A spokeswoman for Sen. Bernie Sanders dismissed calls for the Vermont senator and 2020 Democratic candidate to release his medical records following his heart attack in the fall.
The issue of Sanders’s health came up on Tuesday night after the 78-year-old, self-proclaimed democratic socialist said he wouldn’t release his full medical records during a town hall on CNN. The following morning, Sanders’s national press secretary Briahna Joy Gray argued during an interview on the network that calls for Sanders to release additional medical records are unfair.
“I think that the American people deserve to know exactly as much as every other candidate has released in this race currently and historically,” she said. “And what you’re seeing right now is really reminiscent of some of the kind of smear, kind of skepticism campaigns that have been run against a lot of different candidates in the past. Questioning where they’re from, aspects of their lineage, et cetera, et cetera.”

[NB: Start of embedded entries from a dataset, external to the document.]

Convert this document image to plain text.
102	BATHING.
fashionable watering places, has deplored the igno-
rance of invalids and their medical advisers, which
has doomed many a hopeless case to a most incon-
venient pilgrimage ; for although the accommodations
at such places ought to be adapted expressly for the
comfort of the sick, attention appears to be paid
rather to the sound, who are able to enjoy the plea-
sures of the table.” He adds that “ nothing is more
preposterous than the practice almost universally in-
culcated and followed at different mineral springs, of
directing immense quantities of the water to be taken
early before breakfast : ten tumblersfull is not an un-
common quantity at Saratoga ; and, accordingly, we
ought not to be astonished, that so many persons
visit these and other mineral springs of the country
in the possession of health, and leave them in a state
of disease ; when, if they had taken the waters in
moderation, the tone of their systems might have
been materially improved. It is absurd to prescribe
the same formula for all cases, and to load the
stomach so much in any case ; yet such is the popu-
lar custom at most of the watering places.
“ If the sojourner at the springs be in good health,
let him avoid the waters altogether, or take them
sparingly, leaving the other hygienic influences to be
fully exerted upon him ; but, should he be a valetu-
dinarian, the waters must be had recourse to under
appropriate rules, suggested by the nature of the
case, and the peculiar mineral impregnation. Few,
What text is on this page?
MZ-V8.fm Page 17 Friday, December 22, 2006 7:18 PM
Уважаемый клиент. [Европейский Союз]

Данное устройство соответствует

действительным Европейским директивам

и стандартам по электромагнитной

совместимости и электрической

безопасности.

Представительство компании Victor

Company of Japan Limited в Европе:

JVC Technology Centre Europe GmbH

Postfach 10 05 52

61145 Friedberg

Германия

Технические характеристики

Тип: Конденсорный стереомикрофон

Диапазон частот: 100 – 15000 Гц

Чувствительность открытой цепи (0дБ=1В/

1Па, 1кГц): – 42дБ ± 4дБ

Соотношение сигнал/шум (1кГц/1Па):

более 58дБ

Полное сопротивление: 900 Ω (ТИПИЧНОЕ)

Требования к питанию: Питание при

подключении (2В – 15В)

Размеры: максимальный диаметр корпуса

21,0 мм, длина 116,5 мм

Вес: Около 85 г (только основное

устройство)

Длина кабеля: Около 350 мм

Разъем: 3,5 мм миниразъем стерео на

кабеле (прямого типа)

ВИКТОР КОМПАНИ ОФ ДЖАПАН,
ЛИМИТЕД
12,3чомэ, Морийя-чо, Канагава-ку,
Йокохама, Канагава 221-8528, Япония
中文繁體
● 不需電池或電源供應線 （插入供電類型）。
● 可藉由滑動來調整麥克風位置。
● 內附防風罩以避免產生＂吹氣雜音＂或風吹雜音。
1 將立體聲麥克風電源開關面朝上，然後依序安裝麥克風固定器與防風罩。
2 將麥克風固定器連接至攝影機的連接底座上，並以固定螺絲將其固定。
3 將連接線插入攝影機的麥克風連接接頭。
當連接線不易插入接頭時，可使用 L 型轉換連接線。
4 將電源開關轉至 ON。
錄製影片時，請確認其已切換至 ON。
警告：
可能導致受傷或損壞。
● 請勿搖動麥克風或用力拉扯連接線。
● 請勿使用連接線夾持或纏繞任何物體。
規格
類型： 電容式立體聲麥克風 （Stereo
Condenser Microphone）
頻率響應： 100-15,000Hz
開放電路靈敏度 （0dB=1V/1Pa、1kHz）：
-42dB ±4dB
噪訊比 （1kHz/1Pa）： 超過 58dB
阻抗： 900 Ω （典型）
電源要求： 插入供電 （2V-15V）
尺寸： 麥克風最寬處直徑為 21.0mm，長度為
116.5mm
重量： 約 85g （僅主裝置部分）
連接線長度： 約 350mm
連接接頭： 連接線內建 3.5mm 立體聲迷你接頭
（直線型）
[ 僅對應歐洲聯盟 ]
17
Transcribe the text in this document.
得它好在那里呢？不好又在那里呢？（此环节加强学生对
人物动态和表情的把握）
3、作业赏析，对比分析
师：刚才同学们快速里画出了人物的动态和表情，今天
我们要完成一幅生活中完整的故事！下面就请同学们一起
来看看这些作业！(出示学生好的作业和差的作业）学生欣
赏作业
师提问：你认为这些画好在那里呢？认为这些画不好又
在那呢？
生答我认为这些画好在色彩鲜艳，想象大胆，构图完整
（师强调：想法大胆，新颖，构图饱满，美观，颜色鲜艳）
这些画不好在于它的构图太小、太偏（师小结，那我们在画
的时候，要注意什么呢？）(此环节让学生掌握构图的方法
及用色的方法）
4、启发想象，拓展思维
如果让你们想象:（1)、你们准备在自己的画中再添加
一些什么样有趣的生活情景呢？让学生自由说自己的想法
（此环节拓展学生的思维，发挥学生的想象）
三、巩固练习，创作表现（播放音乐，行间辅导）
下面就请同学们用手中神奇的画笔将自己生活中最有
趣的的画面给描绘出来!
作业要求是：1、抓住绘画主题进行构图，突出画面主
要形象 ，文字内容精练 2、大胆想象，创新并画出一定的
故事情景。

Gray went on to claim that Sanders is the recipient of unfair treatment, saying that former New York City Mayor Michael Bloomberg has not faced similar questions despite having “suffered heart attacks in the past.”
However, a senior Bloomberg adviser, Tim O’Brien, refuted the claim on social media, writing, “This is such a Trumpy lie from the Sanders camp, which rolls like Trump in many ways. Mike Bloomberg has *never* had a heart attack. Bernie Sanders, on the other hand, has had a heart attack. Those are the facts. It’s a dangerous time when Sanders goes all in with Trumpism.”
Bloomberg did, however, have two stents implanted in a coronary artery after a blockage in his heart two decades ago.
Sanders, during the town hall, noted that he has released three letters from medical professionals signaling he’s in good health but said he wouldn’t release additional information.
“We have released, I think … quite as much as any other candidate has. We released two rather detailed letters from cardiologists, and we released a letter that came from the head of the U.S. Congress medical group, the physicians there. So I think we have released a detailed report, and I’m comfortable with what we have done,” he said, later adding, “I don’t think we will [release additional records], no.”